Un déluge de projectiles s’abat sur la citadelle, puis les japonais donnent l’assaut contre l’ensemble des ouvrages défensifs. Les légionnaires du lieutenant DURONSOY font feu de toutes leurs armes. Ils tiennent leurs positions, mais d’autres points de l’enceinte cèdent sous la pression de l’ennemi.

-Vendredi 9 mars, Ha Giang, 21 heures 10

Les légionnaires, encerclés de toutes parts, se sont retranchés à l’étage du casernement. Ils sont harcelés par les tirs des mitrailleuses ennemies. Le piège est refermé. L’A/C SURY envoie le légionnaire LOPEZ en reconnaissance, il est aussitôt abattu. « Economisez les munitions, répète SURY, qui fait le tour de ses hommes. Nous devons tenir toute la nuit. »

-Vendredi 9 mars, Tong, 21 heures 15 –

Au quartier de la Légion, tout est calme. Puis le S/C Georg REST entend le général ALESSANDRI, ancien commandant du 5 REI, hurler : « Va me chercher un clairon. Qu’il sonne l’alerte. » Le général vient d’être averti de la traitrise des japonais. Aussitôt les hommes se rassemblent, perçoivent armes et munitions. Le S/C REST commande une section de la Compagnie d’appui n° 2, qui comporte deux mitrailleuses et deux mortiers, commandée par le capitaine GUILLAUME. Le 2éme bataillon, aux ordres du capitaine DE COCKBORNE est prêt.

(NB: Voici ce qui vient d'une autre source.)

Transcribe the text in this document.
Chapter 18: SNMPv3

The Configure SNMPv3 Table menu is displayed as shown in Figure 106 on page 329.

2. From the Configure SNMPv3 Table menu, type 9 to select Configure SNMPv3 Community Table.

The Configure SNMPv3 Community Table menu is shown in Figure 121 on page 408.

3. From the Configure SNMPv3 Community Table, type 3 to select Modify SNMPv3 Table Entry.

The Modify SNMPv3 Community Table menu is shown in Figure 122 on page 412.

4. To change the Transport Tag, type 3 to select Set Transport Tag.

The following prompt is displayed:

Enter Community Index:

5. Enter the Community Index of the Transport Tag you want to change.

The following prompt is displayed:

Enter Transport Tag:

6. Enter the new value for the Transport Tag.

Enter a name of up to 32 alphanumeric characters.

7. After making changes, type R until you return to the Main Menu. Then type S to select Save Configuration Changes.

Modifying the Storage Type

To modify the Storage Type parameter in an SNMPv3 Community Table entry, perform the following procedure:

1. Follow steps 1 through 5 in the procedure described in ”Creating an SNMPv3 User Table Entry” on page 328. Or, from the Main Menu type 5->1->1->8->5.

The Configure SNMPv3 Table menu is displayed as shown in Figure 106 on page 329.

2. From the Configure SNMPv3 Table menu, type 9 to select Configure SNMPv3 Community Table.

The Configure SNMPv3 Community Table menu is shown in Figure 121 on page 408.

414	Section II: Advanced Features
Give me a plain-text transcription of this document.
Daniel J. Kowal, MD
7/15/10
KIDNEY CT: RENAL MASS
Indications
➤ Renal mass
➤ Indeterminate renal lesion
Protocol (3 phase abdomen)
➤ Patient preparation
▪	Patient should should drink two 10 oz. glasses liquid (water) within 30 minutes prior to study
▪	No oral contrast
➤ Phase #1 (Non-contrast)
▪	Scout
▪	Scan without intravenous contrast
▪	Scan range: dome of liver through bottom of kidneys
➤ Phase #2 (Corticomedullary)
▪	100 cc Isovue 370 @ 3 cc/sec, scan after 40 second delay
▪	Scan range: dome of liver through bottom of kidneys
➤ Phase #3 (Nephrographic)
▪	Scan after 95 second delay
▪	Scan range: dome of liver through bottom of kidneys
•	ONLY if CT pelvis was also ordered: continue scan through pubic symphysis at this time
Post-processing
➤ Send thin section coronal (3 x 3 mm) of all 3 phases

-Vendredi 9 mars, Hanoï, 21 heures 30 –

La nuit est tombée sur la citadelle. Les légionnaires du détachement motorisé entendent des explosions, des coups de feu, des rafales de toutes parts. Une seule certitude apparait : les japonais occupent les quartiers qui entourent la citadelle. La confusion continue de régner à l’Etat-Major. La traitrise des japonais a surpris tout le monde. L’adjudant ROMAN fait avancer l’automitrailleuse du sergent KOHZ et la fait placer face à la porte.

-Vendredi 9 mars, Tien Kien, 21 heures 30 –

Le caporal STOKMAN est le radio du bataillon LENOIR, dont les compagnies sont installées aux environs de la base de Tien Kien, petite agglomération située sur la RC 2, à une quinzaine de kilomètres au nord-ouest de Viétri. Il reçoit un message en morse qu’il transmet aussitôt au capitaine LENOIR, en compagnie de ses officiers, le capitaine DEMIAUTTE ; le sous-lieutenant RODINSKI et le sous-lieutenant NGUYEN VAN MAI .L’alerte est aussitôt transmise. Les légionnaires aménagent leurs emplacements de combat. Dans le lointain, on entend le bruit de la canonnade.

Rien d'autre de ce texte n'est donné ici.